Previous work from the Batlle laboratory and others have demonstrated that when soluble ACE2 proteins were administered in high doses to mice infected with SARS-CoV-2, viral replication was prevented and overall survival markedly improved.
However, other work has suggested that in a human kidney cell line, lower concentrations of soluble ACE2 may actually increase SARS-CoV-2 infectivity. This prompted a team of international investigators led by Batlle to perform further investigations using low concentrations of soluble ACE2 proteins.
In the current study, the team assessed viral infectivity by measuring RNA levels in the same human kidney cell line infected with SARS-CoV-2, which was exposed to very low concentrations of soluble ACE2. They also performed studies in human lung and kidney organoids infected with the SARS-CoV-2.
Overall, they found that lower concentrations of soluble ACE2 did not enhance SARS-CoV-2 infectivity in the kidney cell line or in the lung and kidney organoids. Additionally, using a new model of kidney organoids that lacked ACE2, the investigators discovered that SARS-CoV-2 infectivity is not possible in the absence of ACE2. This was the case for both low and high concentrations of soluble ACE2 which had no impact on SARS-CoV-2 infection, demonstrating that membrane bound ACE2 is the essential receptor for SARS-CoV-2 infection, according to Batlle.

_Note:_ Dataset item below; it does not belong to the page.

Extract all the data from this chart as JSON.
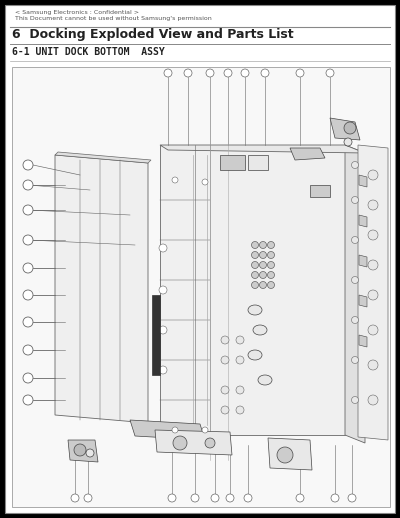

“Soluble ACE2 at low concentrations are found in normal people and patients with COVID-19 and cardiovascular disease at risk for COVID-19 complications, therefore it is reassuring to know that soluble ACE2 cannot promote infectivity in humans,” Batlle said.
Jan Andrzej Wysocki, MD, PhD, research assistant professor of Medicine in the Division of Nephrology and Hypertension, and Luise Hassler, a research scholar in the Division of Nephrology and Hypertension, were co-authors of the study.
Other co-authors include Vasuretha Chandar, MS, and Robert Schwartz, MD, PhD, from Cornell University; Vanessa Monteil, PhD, and Ali Mirazimi, MD, PhD, from the Karolinska Institute in Sweden; Elena Garreta, PhD, and Nuria Montserrat, PhD, from The Institute for Bioengineering of Catalonia in Spain; Michael Bader, PhD, from the Max Delbrück Center for Molecular Medicine in Berlin; and Josef Penninger, PhD, from the Department of Medical Genetics at the University of British Columbia in Vancouver, Canada.
This work was supported by a gift from the Joseph and Bessie Feinberg Foundation and National Institutes of Health grant R21AI166940-01.